No início deste ano, um tribunal declarou Morales em rebeldia, depois que o político não compareceu duas vezes, alegando doença, a uma audiência que deveria resolver a acusação contra ele por tráfico agravado de pessoas.

La Paz, 21 de out (EFE) – O Ministério Público de Tarija (sul) apresentou nesta terça-feira acusações formais contra o ex-presidente boliviano Evo Morales por tráfico de pessoas agravado, o que significa que o juiz de primeira instância deve definir uma data para o início do julgamento.

A promotora do Departamento de Tarija, Sandra Gutiérrez, informou que esta fase do processo penal contra Morales (2006-2019) foi alcançada após a realização de uma análise “minuciosa” de todas as provas e relatórios coletados durante a fase preparatória.

“Vamos aguardar a instauração do processo penal, para que, depois que o juiz analisar tudo isso, seja repassado ao juízo correspondente para marcar data e hora para o julgamento oral”, disse Gutiérrez em entrevista coletiva.

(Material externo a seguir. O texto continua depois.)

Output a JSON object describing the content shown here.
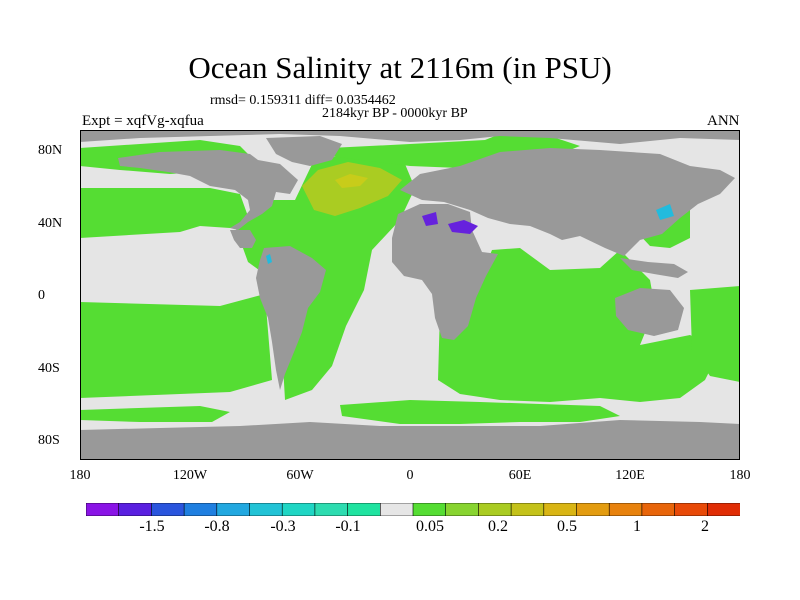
{
  "title": "Ocean Salinity at 2116m (in PSU)",
  "stats_line": "rmsd= 0.159311 diff= 0.0354462",
  "period": "2184kyr BP - 0000kyr BP",
  "experiment": "Expt = xqfVg-xqfua",
  "season": "ANN",
  "colors": {
    "land": "#999999",
    "background_ocean": "#e5e5e5",
    "positive_anomaly": "#55dd33",
    "high_positive_anomaly": "#aacc22",
    "negative_anomaly_strong": "#6622dd",
    "negative_anomaly_weak": "#22bbdd"
  },
  "map": {
    "projection": "cylindrical equidistant",
    "lat_labels": [
      "80N",
      "40N",
      "0",
      "40S",
      "80S"
    ],
    "lon_labels": [
      "180",
      "120W",
      "60W",
      "0",
      "60E",
      "120E",
      "180"
    ]
  },
  "colorbar": {
    "colors": [
      "#8a14e6",
      "#5a1fe0",
      "#2a55dd",
      "#1f7fe0",
      "#22a8e0",
      "#22c3d6",
      "#1fd6c4",
      "#2ddcb0",
      "#1fe3a0",
      "#e6e6e6",
      "#55dd33",
      "#88d430",
      "#aacc22",
      "#c4c21a",
      "#d9b514",
      "#e39c10",
      "#e8820d",
      "#e8650a",
      "#e84a08",
      "#e02d05"
    ],
    "tick_labels": [
      "-1.5",
      "-0.8",
      "-0.3",
      "-0.1",
      "0.05",
      "0.2",
      "0.5",
      "1",
      "2"
    ]
  }
}
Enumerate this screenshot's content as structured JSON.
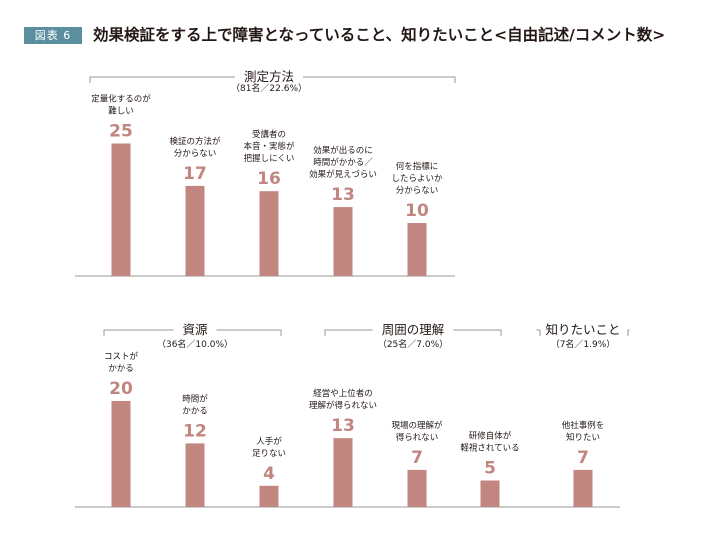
{
  "figure": {
    "badge": "図表 6",
    "title": "効果検証をする上で障害となっていること、知りたいこと<自由記述/コメント数>"
  },
  "colors": {
    "bar": "#c28680",
    "value_text": "#c28680",
    "badge_bg": "#5b8fa0",
    "axis": "#9a9a9a"
  },
  "chart_data": [
    {
      "type": "bar",
      "group": "測定方法",
      "group_note": "（81名／22.6%）",
      "categories": [
        "定量化するのが難しい",
        "検証の方法が分からない",
        "受講者の本音・実態が把握しにくい",
        "効果が出るのに時間がかかる／効果が見えづらい",
        "何を指標にしたらよいか分からない"
      ],
      "category_lines": [
        [
          "定量化するのが",
          "難しい"
        ],
        [
          "検証の方法が",
          "分からない"
        ],
        [
          "受講者の",
          "本音・実態が",
          "把握しにくい"
        ],
        [
          "効果が出るのに",
          "時間がかかる／",
          "効果が見えづらい"
        ],
        [
          "何を指標に",
          "したらよいか",
          "分からない"
        ]
      ],
      "values": [
        25,
        17,
        16,
        13,
        10
      ]
    },
    {
      "type": "bar",
      "group": "資源",
      "group_note": "（36名／10.0%）",
      "categories": [
        "コストがかかる",
        "時間がかかる",
        "人手が足りない"
      ],
      "category_lines": [
        [
          "コストが",
          "かかる"
        ],
        [
          "時間が",
          "かかる"
        ],
        [
          "人手が",
          "足りない"
        ]
      ],
      "values": [
        20,
        12,
        4
      ]
    },
    {
      "type": "bar",
      "group": "周囲の理解",
      "group_note": "（25名／7.0%）",
      "categories": [
        "経営や上位者の理解が得られない",
        "現場の理解が得られない",
        "研修自体が軽視されている"
      ],
      "category_lines": [
        [
          "経営や上位者の",
          "理解が得られない"
        ],
        [
          "現場の理解が",
          "得られない"
        ],
        [
          "研修自体が",
          "軽視されている"
        ]
      ],
      "values": [
        13,
        7,
        5
      ]
    },
    {
      "type": "bar",
      "group": "知りたいこと",
      "group_note": "（7名／1.9%）",
      "categories": [
        "他社事例を知りたい"
      ],
      "category_lines": [
        [
          "他社事例を",
          "知りたい"
        ]
      ],
      "values": [
        7
      ]
    }
  ]
}
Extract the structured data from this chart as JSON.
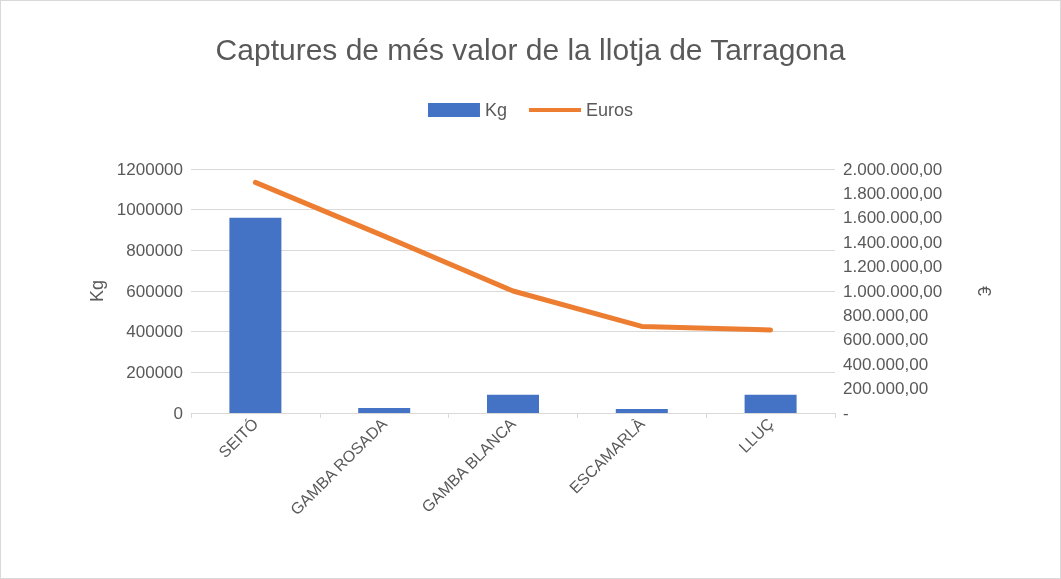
{
  "chart_data": {
    "type": "bar",
    "title": "Captures de més valor de la llotja de Tarragona",
    "ylabel": "Kg",
    "y2label": "€",
    "categories": [
      "SEITÓ",
      "GAMBA ROSADA",
      "GAMBA BLANCA",
      "ESCAMARLÀ",
      "LLUÇ"
    ],
    "series": [
      {
        "name": "Kg",
        "color": "#4472c4",
        "values": [
          960000,
          25000,
          90000,
          20000,
          90000
        ]
      },
      {
        "name": "Euros",
        "type": "line",
        "axis": "y2",
        "color": "#ed7d31",
        "values": [
          1890000,
          1450000,
          1000000,
          710000,
          680000
        ]
      }
    ],
    "ylim": [
      0,
      1200000
    ],
    "yticks": [
      0,
      200000,
      400000,
      600000,
      800000,
      1000000,
      1200000
    ],
    "y2lim": [
      0,
      2000000
    ],
    "y2ticks": [
      {
        "value": 0,
        "label": "-"
      },
      {
        "value": 200000,
        "label": "200.000,00"
      },
      {
        "value": 400000,
        "label": "400.000,00"
      },
      {
        "value": 600000,
        "label": "600.000,00"
      },
      {
        "value": 800000,
        "label": "800.000,00"
      },
      {
        "value": 1000000,
        "label": "1.000.000,00"
      },
      {
        "value": 1200000,
        "label": "1.200.000,00"
      },
      {
        "value": 1400000,
        "label": "1.400.000,00"
      },
      {
        "value": 1600000,
        "label": "1.600.000,00"
      },
      {
        "value": 1800000,
        "label": "1.800.000,00"
      },
      {
        "value": 2000000,
        "label": "2.000.000,00"
      }
    ],
    "grid": "y",
    "legend": "top",
    "marker": "none"
  }
}
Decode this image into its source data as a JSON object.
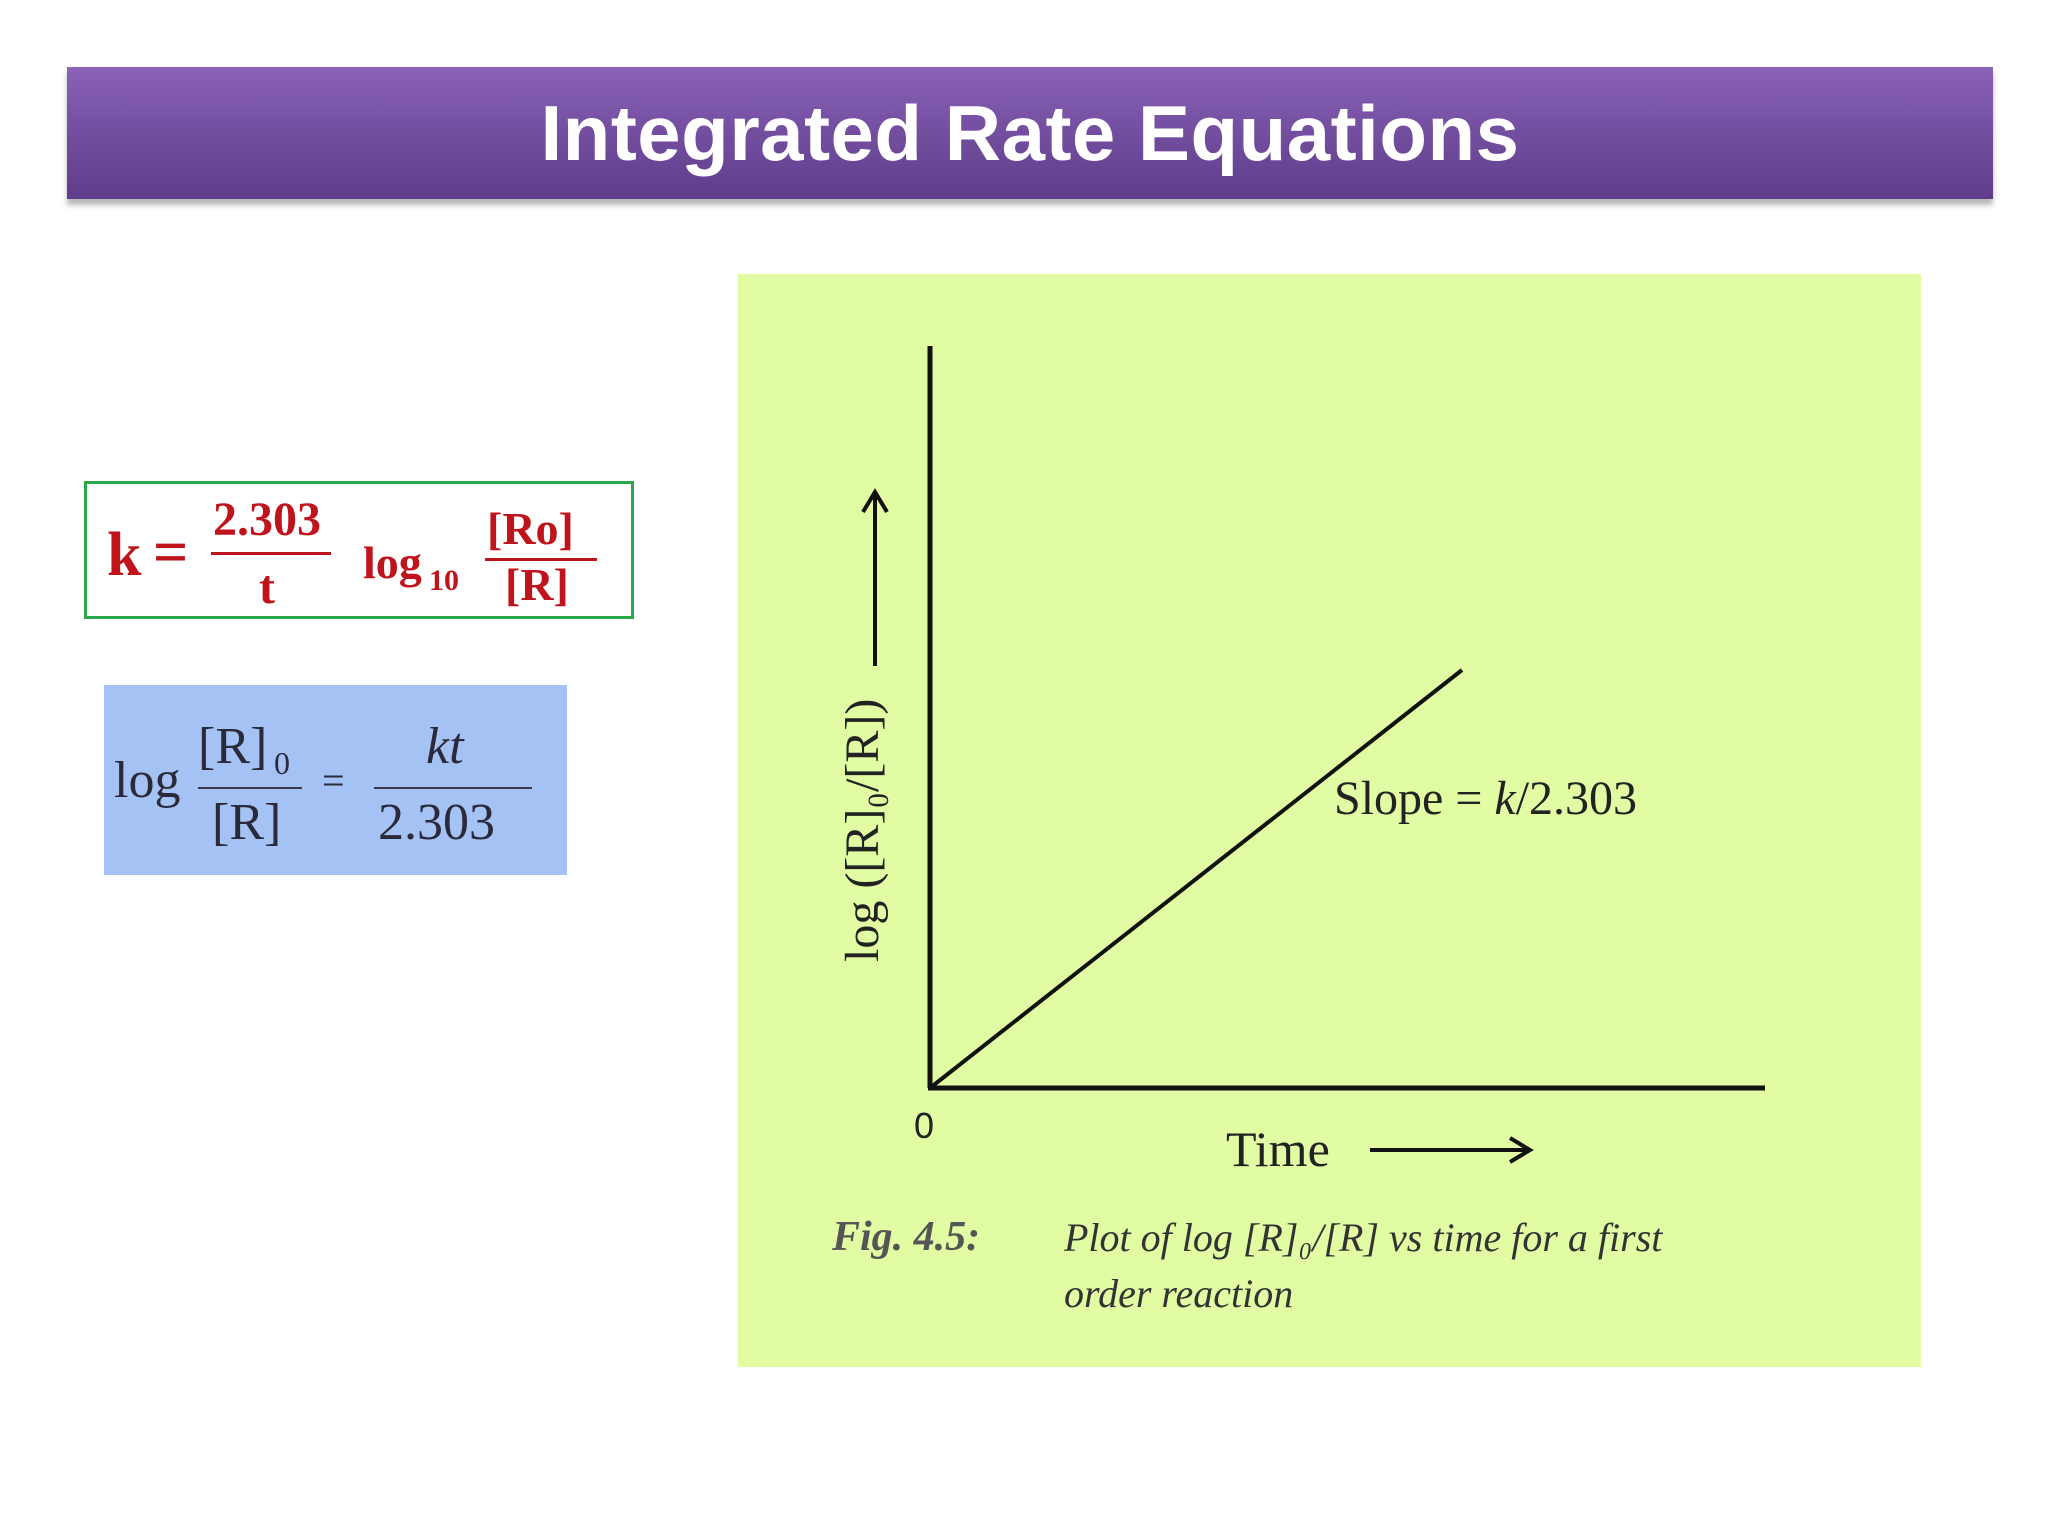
{
  "slide": {
    "title": "Integrated Rate Equations"
  },
  "formula_k": {
    "k": "k",
    "equals": "=",
    "numerator": "2.303",
    "denominator": "t",
    "log": "log",
    "log_base": "10",
    "ratio_num": "[Ro]",
    "ratio_den": "[R]",
    "color": "#c0141c",
    "border_color": "#2aa84a"
  },
  "formula_log": {
    "log": "log",
    "num_left": "[R]",
    "num_left_sub": "0",
    "den_left": "[R]",
    "equals": "=",
    "num_right": "kt",
    "den_right": "2.303",
    "background": "#a4c2f4"
  },
  "figure": {
    "background": "#e1fca2",
    "y_axis_label": "log ([R]₀/[R])",
    "x_axis_label": "Time",
    "origin_label": "0",
    "slope_label_prefix": "Slope = ",
    "slope_label_k": "k",
    "slope_label_suffix": "/2.303",
    "caption_label": "Fig. 4.5:",
    "caption_line1": "Plot of log [R]₀/[R] vs time for a first",
    "caption_line2": "order reaction"
  },
  "chart_data": {
    "type": "line",
    "xlabel": "Time",
    "ylabel": "log ([R]₀/[R])",
    "annotations": [
      "Slope = k/2.303"
    ],
    "series": [
      {
        "x": [
          0,
          1
        ],
        "y": [
          0,
          1
        ]
      }
    ],
    "grid": false
  }
}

Ela enfatizou que a investigação, que começou “no final de setembro do ano passado, culmina hoje com uma acusação formal”.

Em outubro de 2024, a promotora Gutiérrez emitiu um mandado de prisão contra o ex-presidente, que foi posteriormente endossado por um tribunal de Tarija, por supostamente ter tido um filho com uma menor enquanto era presidente da Bolívia em 2016.

No início deste ano, um tribunal declarou Morales em rebeldia ao tribunal depois que ele não compareceu duas vezes a uma audiência para resolver as acusações contra ele por tráfico de pessoas agravado, alegando doença.

Neste caso, os apoiadores do ex-presidente bloquearam estradas para impedir sua prisão em 2024, e Morales não sai do Trópico de Cochabamba, seu reduto político e sindical, desde outubro do ano passado, onde permanece protegido por centenas de seus aliados.